The biggest nasty surprise found in the leases is a mandatory requirement that you arbitrate any dispute with the park. While arbitration may seem like a good idea in theory, in practice, it heavily favors the park owner.

Many of these agreements require you to pay all the arbitration fees up front. Arbitrators can charge over $500 per hour. The upfront fee can easily total over $100,000. If you cannot pay, you lose your case. Is this legal? Probably not. But you will spend $100,000 fighting it in court to find out. So, never sign a lease after you move in and when you move, sign the shortest term lease you can.

The park owner tricks residents into signing long-term leases, saying that these leases offer lower rent than month-to-month agreements. They argue that under a month-to-month agreement, the park can raise your rent every 90 days.

What the park owner fails to tell the resident is that under a month-to-month agreement, California law restricts the amount the park owner may charge. In such a case, a park owner may only charge a reasonable rent.

Now here is the real kicker. If you sign a lease and agree to unreasonable rent, you are stuck. It is very difficult to challenge a lease you have signed.

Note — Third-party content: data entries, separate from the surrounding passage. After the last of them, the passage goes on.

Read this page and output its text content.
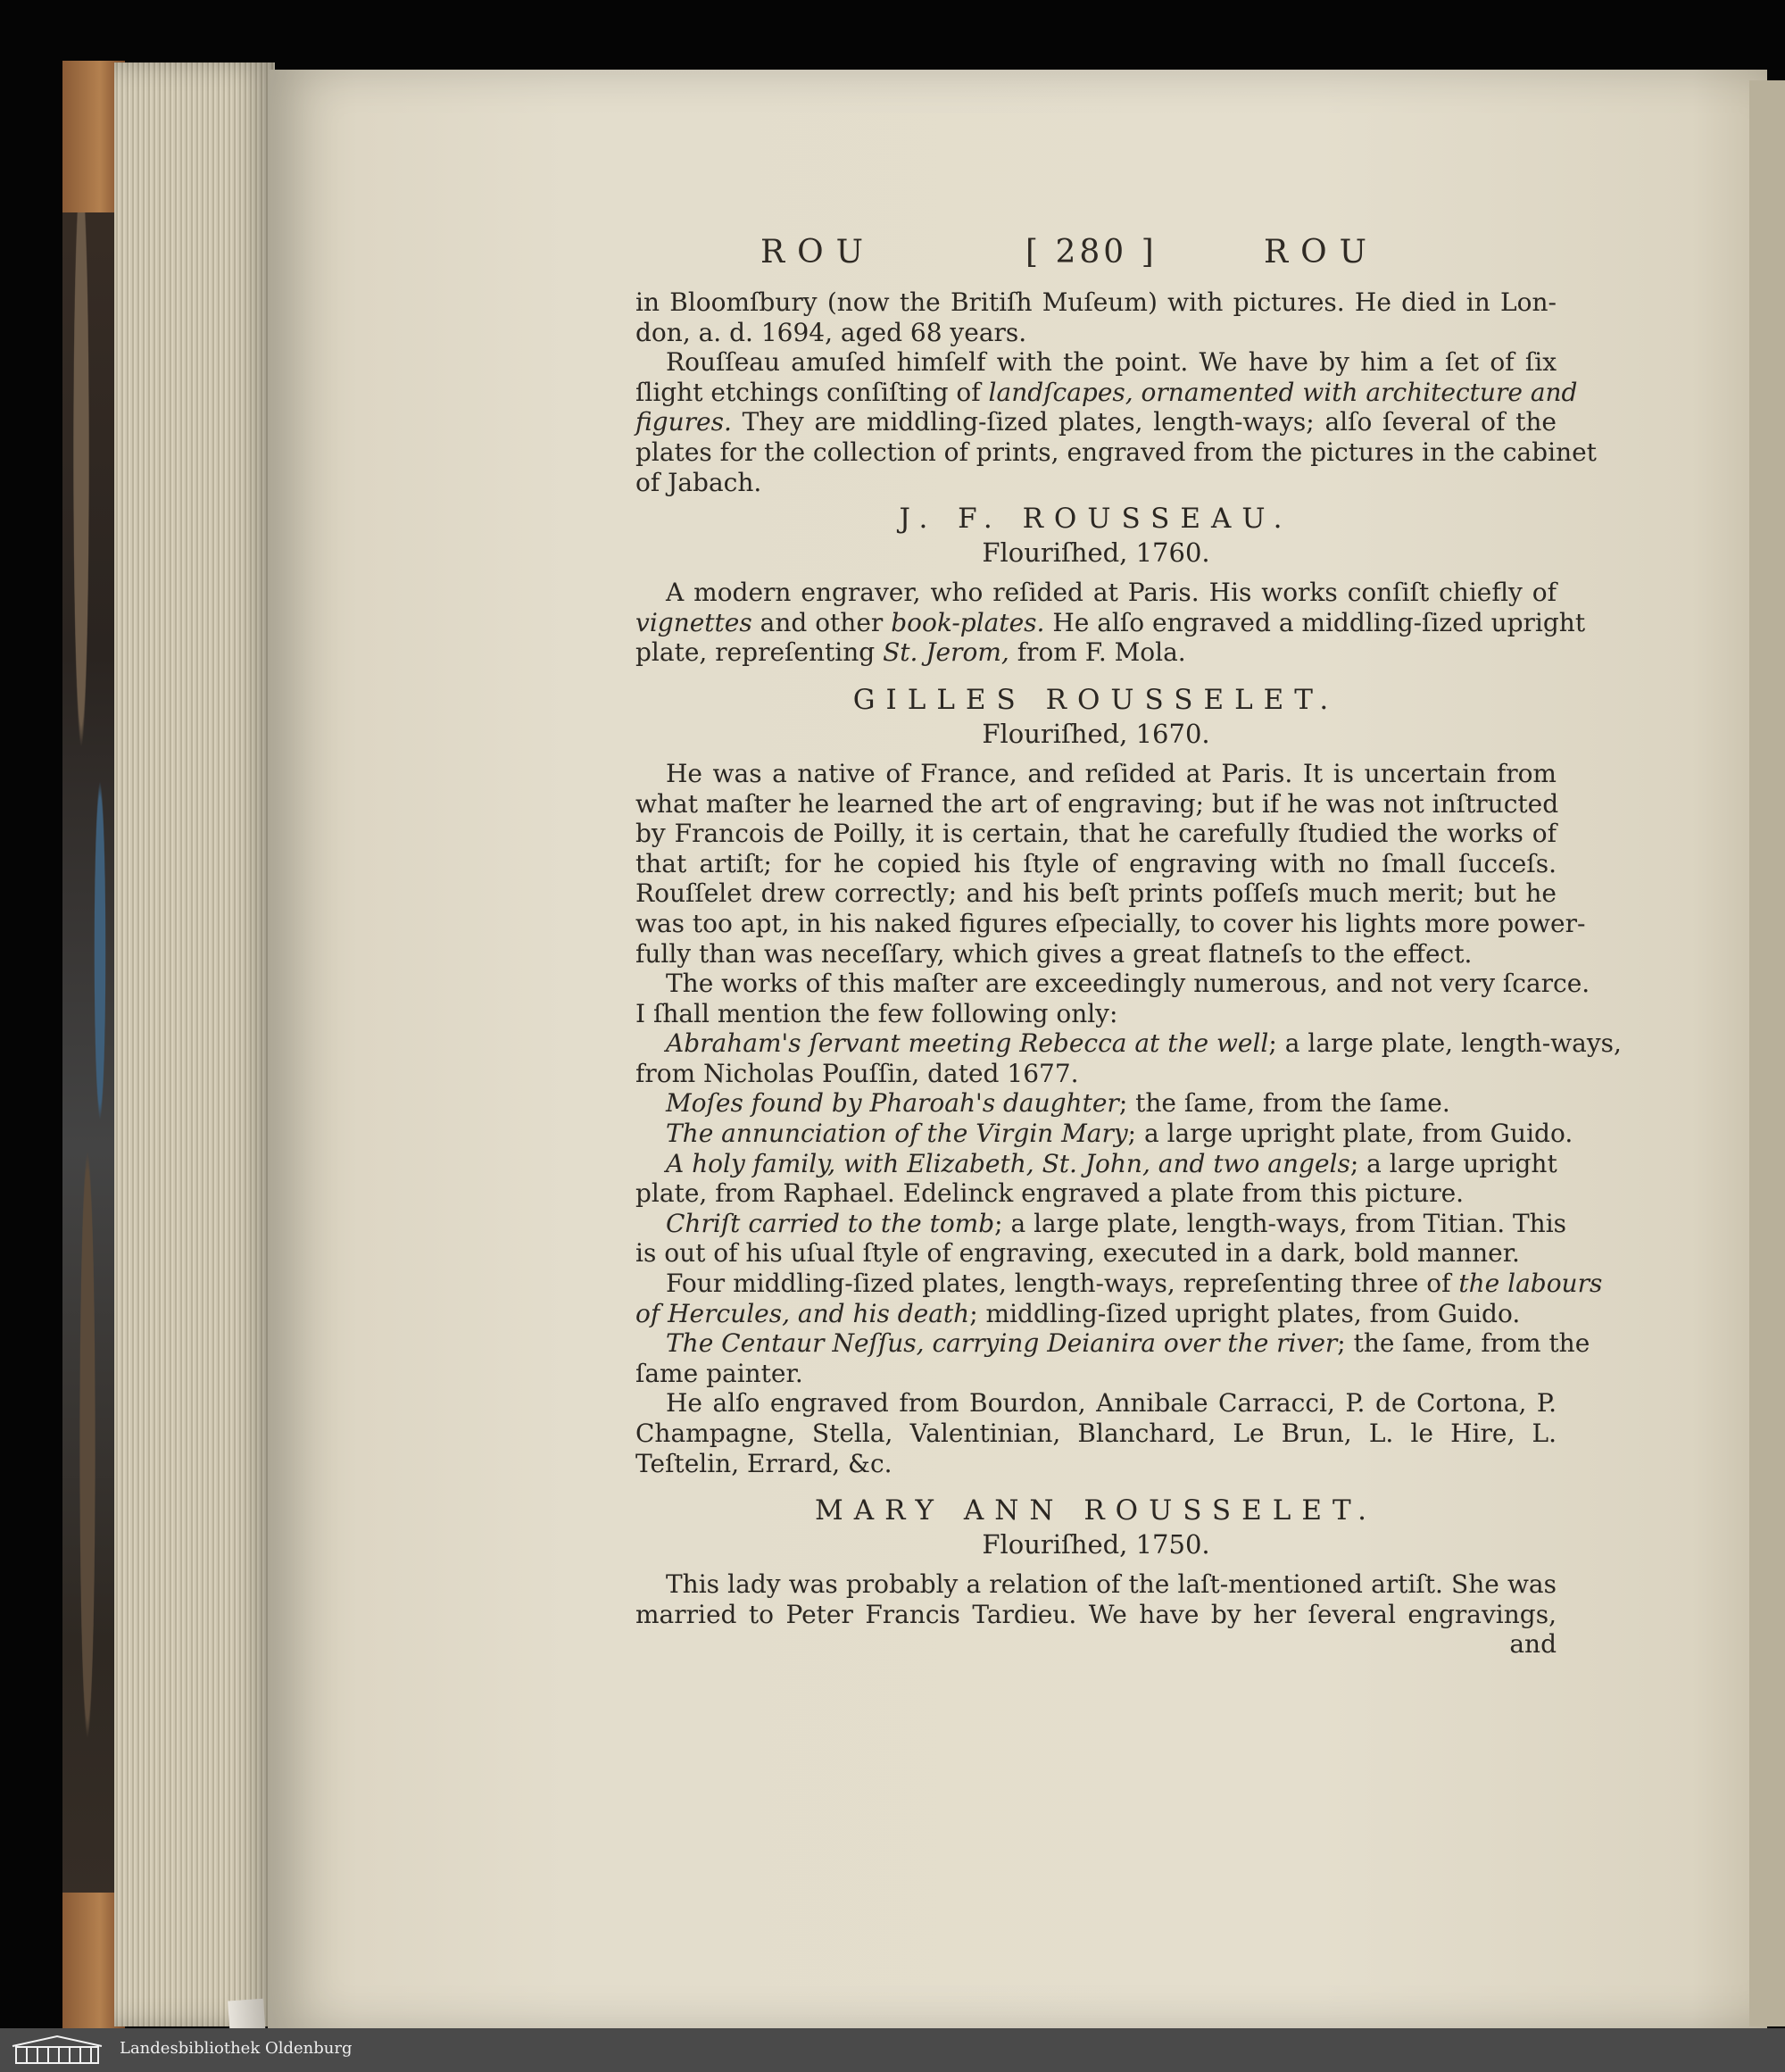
ROU	[ 280 ]	ROU

in Bloomſbury (now the Britiſh Muſeum) with pictures. He died in Lon-

don, a. d. 1694, aged 68 years.

Rouſſeau amuſed himſelf with the point. We have by him a ſet of ſix

ſlight etchings conſiſting of landſcapes, ornamented with architecture and

figures. They are middling-ſized plates, length-ways; alſo ſeveral of the

plates for the collection of prints, engraved from the pictures in the cabinet

of Jabach.

J. F. ROUSSEAU.
Flouriſhed, 1760.

A modern engraver, who reſided at Paris. His works conſiſt chiefly of

vignettes and other book-plates. He alſo engraved a middling-ſized upright

plate, repreſenting St. Jerom, from F. Mola.

GILLES ROUSSELET.
Flouriſhed, 1670.

He was a native of France, and reſided at Paris. It is uncertain from

what maſter he learned the art of engraving; but if he was not inſtructed

by Francois de Poilly, it is certain, that he carefully ſtudied the works of

that artiſt; for he copied his ſtyle of engraving with no ſmall ſucceſs.

Rouſſelet drew correctly; and his beſt prints poſſeſs much merit; but he

was too apt, in his naked figures eſpecially, to cover his lights more power-

fully than was neceſſary, which gives a great flatneſs to the effect.

The works of this maſter are exceedingly numerous, and not very ſcarce.

I ſhall mention the few following only:

Abraham's ſervant meeting Rebecca at the well; a large plate, length-ways,

from Nicholas Pouſſin, dated 1677.

Moſes found by Pharoah's daughter; the ſame, from the ſame.

The annunciation of the Virgin Mary; a large upright plate, from Guido.

A holy family, with Elizabeth, St. John, and two angels; a large upright

plate, from Raphael. Edelinck engraved a plate from this picture.

Chriſt carried to the tomb; a large plate, length-ways, from Titian. This

is out of his uſual ſtyle of engraving, executed in a dark, bold manner.

Four middling-ſized plates, length-ways, repreſenting three of the labours

of Hercules, and his death; middling-ſized upright plates, from Guido.

The Centaur Neſſus, carrying Deianira over the river; the ſame, from the

ſame painter.

He alſo engraved from Bourdon, Annibale Carracci, P. de Cortona, P.

Champagne, Stella, Valentinian, Blanchard, Le Brun, L. le Hire, L.

Teſtelin, Errard, &c.

MARY ANN ROUSSELET.
Flouriſhed, 1750.

This lady was probably a relation of the laſt-mentioned artiſt. She was

married to Peter Francis Tardieu. We have by her ſeveral engravings,

and

Landesbibliothek Oldenburg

Finally, the long-term leases compound the rent; a 5% increase every year is a compounding increase. These types of increases over time become very dramatic and easily outpace any concept of a reasonable rent.

The moral of the story is when you move into a park, sign the shortest lease possible. If the landlord only offers a long term lease, you may not want to move into that park. In any event, you should not sign another lease after your first lease.

The law does not require you to sign a new lease and the park owner does not create a lease to protect you. It is designed to protect the park owner.